Hyderabad: A group of Indian medical researchers has come out with a model that would use the body energy to recharge life-saving medical implants like pacemakers, defibrillators, and neurotransmitters for as long as 30 years.
At present pacemakers and defibrillators use batteries that need to be replaced at regular intervals through painful surgical procedures. The average life of these batteries is five to eight years. Pacemakers and defibrillators are implanted in people with severe heart problems, while neurotransmitters are used in Parkinson's patients.
The model devised by researchers at the department of biomedical engineering, Deenbandhu Chottu Ram University of Science and Technology, Haryana, utilises the body energy by converting it into electrical power to recharge the batteries in the medical implants for almost 30 years.
The research was carried out by Dr Dinesh Bhatia and his team.
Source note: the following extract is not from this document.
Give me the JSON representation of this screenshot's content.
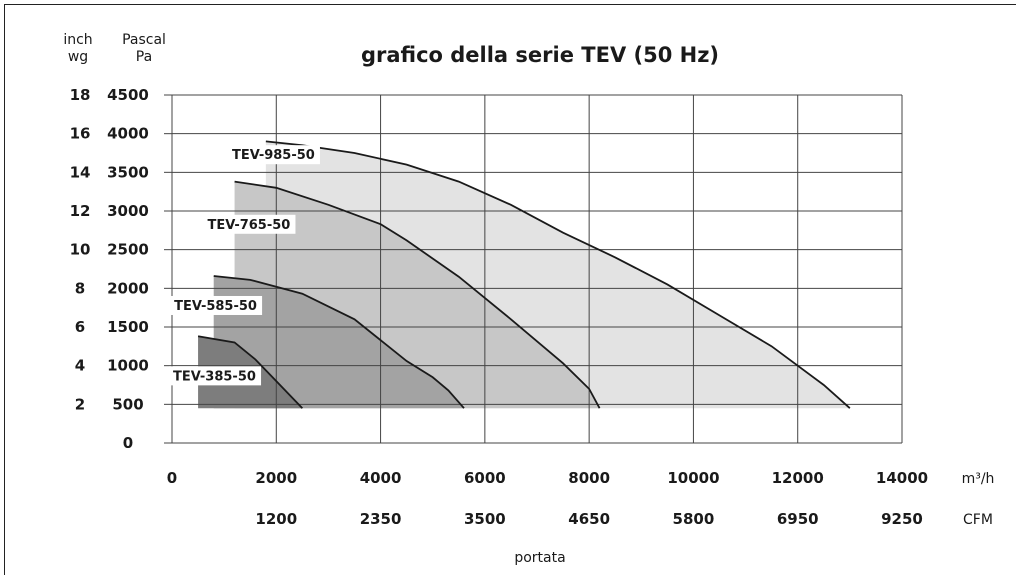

According to Dr Bhatia, some of the power sources in the body are the heartbeat, blood flow inside the vessels, movement of the body parts, and the body temperature. Different types of sensors can be used for sensing the energy from the heartbeat. Later, this mechanical energy can be converted into electricity. For sensing the blood flow energy, nanogenerators driven by ultrasonic waves can be used to directly convert the hydraulic energy in human body to electrical energy.
"For the biothermal device to work, it needs a 2°C temperature difference across it. But there are many parts of the body, where a temperature difference of 5°C exists, typically in the few millimetres just below the skin, where it is planned to place this device," he pointed out.
The body power can be used to 'trickle charge' batteries for medium-power devices like defibrillators, or to directly power low energy devices, such as pacemakers. These power systems have the potential to run for as long as 30 years, five times more than the presently available batteries.
The team is also doing research on a thermoelectric module that requires about 4000 elements on a small surface area of six centimetres by two centimetres.
"With the advent of nanotechnology revolution, the ability to put thousands of these small semiconductor nodes that convert heat to electricity in the small space, similar to the size of one or two postage stamps, has become feasible. The rechargeable battery can be implanted in the skin, where temperature differences of up to 5°C exist. This device may then be employed to power pacemakers as well as other devices, such as the tiny neurotransmitters that are implanted in the brain for treatment of Parkinson's disease," Dr Bhatia observed.